Closed dominiklohmann closed 8 months ago
It makes sense for continuous exports to operate at the partition level. I would like to better understand the delineation to similar feature that doesn't involve storage of data at the node at all, similar to publish
and subscribe
. These operators merely emit a stream of record batches, and I think this is a valuable abstraction to have at the node level. It might even be easier to implement, as it could be exactly reusing the operators for a publishing to a single node channel and subscribing to a node. However, there is semantic overlap with import
and export
since they convey "ingest into a node" and "start from persisted data at a node".
Any thoughts on this?
I agree this would be nice to have, but we need to carefully consider this with the additional implementation effort in mind. The default active partition timeout is just 30 seconds, so the gain here is relatively small.

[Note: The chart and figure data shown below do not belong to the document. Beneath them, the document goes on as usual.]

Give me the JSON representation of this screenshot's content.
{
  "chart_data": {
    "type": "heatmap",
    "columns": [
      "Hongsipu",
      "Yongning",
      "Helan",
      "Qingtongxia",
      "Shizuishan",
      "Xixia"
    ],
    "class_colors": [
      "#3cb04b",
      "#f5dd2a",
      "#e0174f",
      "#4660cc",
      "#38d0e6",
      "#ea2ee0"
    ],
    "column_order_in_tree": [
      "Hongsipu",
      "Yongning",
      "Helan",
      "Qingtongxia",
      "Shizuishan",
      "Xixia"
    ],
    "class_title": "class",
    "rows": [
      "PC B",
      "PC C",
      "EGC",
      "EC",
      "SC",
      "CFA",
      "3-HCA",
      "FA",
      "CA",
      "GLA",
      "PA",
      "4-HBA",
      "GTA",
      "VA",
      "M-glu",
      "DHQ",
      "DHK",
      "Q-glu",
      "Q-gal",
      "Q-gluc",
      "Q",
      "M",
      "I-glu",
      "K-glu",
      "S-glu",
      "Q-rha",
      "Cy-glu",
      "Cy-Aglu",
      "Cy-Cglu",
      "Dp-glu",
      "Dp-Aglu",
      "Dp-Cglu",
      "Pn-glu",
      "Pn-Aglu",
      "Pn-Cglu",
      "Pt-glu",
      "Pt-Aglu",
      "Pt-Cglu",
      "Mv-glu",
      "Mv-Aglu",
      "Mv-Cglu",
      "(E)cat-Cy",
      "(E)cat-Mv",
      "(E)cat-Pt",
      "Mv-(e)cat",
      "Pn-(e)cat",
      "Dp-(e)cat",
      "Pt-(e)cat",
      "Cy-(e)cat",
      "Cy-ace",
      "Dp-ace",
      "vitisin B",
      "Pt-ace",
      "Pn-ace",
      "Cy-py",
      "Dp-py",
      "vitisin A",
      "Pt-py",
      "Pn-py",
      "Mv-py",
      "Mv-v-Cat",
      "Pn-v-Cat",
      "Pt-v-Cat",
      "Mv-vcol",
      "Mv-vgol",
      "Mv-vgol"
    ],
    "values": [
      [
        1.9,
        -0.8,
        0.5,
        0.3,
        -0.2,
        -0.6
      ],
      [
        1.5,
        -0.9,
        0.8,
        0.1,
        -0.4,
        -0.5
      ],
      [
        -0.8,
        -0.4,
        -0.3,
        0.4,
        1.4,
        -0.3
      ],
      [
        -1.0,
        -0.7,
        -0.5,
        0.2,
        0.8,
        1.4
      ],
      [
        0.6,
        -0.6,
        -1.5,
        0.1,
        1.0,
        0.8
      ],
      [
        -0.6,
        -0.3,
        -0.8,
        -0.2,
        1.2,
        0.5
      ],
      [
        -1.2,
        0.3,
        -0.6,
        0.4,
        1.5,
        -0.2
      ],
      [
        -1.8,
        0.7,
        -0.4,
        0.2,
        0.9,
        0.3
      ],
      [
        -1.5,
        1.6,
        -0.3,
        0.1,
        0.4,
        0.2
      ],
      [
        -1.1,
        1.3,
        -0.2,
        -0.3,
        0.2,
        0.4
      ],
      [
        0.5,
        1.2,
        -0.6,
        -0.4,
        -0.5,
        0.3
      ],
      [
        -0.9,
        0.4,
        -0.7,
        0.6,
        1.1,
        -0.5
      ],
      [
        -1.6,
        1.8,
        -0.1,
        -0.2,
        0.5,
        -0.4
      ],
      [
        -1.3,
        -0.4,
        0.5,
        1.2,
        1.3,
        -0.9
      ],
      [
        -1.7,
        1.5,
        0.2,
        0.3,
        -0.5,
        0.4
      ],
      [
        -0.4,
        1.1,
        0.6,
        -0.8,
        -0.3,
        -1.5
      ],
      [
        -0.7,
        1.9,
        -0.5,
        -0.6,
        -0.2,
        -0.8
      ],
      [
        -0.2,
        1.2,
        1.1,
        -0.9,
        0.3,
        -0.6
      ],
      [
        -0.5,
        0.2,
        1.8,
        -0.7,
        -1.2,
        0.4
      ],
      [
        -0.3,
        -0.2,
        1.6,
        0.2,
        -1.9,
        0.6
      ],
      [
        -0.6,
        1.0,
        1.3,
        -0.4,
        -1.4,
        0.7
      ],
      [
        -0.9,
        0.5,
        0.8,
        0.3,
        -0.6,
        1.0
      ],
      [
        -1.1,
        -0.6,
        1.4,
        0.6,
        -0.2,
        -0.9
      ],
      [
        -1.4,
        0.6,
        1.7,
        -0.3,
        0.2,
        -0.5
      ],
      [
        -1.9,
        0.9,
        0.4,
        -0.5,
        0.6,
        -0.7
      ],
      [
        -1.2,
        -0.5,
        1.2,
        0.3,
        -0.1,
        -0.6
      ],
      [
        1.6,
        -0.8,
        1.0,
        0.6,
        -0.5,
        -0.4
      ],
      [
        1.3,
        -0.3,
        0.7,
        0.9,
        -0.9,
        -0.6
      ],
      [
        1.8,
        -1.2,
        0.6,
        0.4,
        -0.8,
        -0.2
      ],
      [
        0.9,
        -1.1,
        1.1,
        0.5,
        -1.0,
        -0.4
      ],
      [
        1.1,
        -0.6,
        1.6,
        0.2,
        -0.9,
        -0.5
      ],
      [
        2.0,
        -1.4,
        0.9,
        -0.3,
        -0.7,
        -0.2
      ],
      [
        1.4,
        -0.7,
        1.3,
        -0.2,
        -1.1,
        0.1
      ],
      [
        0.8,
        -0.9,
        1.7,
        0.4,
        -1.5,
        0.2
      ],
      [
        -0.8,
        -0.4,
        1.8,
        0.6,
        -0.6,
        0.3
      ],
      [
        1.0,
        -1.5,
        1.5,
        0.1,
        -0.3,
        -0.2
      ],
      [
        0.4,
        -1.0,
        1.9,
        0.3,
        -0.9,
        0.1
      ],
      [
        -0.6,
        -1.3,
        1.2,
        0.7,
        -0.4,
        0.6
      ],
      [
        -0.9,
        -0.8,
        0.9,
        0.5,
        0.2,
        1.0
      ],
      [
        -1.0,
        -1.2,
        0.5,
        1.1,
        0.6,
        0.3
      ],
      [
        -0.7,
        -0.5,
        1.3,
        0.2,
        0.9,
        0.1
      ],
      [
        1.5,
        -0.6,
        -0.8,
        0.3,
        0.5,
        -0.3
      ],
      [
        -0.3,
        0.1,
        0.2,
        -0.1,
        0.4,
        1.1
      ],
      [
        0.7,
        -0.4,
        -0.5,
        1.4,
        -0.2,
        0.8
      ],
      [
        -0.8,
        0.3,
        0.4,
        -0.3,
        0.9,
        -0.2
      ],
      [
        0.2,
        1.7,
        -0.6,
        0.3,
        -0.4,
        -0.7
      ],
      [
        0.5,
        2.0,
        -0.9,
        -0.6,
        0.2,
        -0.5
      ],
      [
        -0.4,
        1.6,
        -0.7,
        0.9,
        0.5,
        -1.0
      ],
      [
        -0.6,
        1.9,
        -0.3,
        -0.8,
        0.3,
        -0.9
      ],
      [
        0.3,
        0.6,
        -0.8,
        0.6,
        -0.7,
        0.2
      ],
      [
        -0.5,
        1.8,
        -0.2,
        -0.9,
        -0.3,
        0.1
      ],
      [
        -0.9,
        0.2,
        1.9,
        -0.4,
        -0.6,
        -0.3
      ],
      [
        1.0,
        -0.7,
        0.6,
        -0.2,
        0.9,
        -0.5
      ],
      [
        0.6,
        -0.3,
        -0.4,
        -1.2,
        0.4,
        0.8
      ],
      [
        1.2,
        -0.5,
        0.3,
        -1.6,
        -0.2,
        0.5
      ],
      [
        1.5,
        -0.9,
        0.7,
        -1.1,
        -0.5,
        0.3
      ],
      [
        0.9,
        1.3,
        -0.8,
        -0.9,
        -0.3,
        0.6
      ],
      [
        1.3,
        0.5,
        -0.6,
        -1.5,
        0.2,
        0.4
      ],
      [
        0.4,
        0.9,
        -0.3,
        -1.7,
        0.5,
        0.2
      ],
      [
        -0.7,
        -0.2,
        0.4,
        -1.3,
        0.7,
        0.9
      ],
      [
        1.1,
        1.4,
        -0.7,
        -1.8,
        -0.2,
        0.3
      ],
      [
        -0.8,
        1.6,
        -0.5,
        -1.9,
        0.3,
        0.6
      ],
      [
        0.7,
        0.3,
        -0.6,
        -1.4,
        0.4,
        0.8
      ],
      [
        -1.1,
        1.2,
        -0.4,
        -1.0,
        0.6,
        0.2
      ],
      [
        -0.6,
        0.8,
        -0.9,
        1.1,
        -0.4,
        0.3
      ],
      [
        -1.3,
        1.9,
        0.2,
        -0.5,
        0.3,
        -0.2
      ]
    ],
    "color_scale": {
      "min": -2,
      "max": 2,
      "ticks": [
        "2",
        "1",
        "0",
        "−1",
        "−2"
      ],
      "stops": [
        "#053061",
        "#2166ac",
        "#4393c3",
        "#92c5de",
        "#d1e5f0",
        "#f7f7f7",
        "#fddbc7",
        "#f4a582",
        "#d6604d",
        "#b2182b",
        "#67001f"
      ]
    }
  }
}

Iff we decide to not implement a direct channel between the export and the import
operators for newly ingested data, then we need to carefully make sure that we do not introduce a gap in the stream of events. That is, any yet unpersisted event that already left the import
operator must be also be forwarded to the export
operator directly. With the current implementation of the two operators this is not easily possible.
Preparing a demo today I noticed that this low-effort item would've really helped with the demo setup. It's the easiest way to demonstrate node-local storage and working with it effectively.
The
export
operator currently only supports querying historical events. We want to implement an option for the operator that makes it also load partitions that were newly added to the catalog.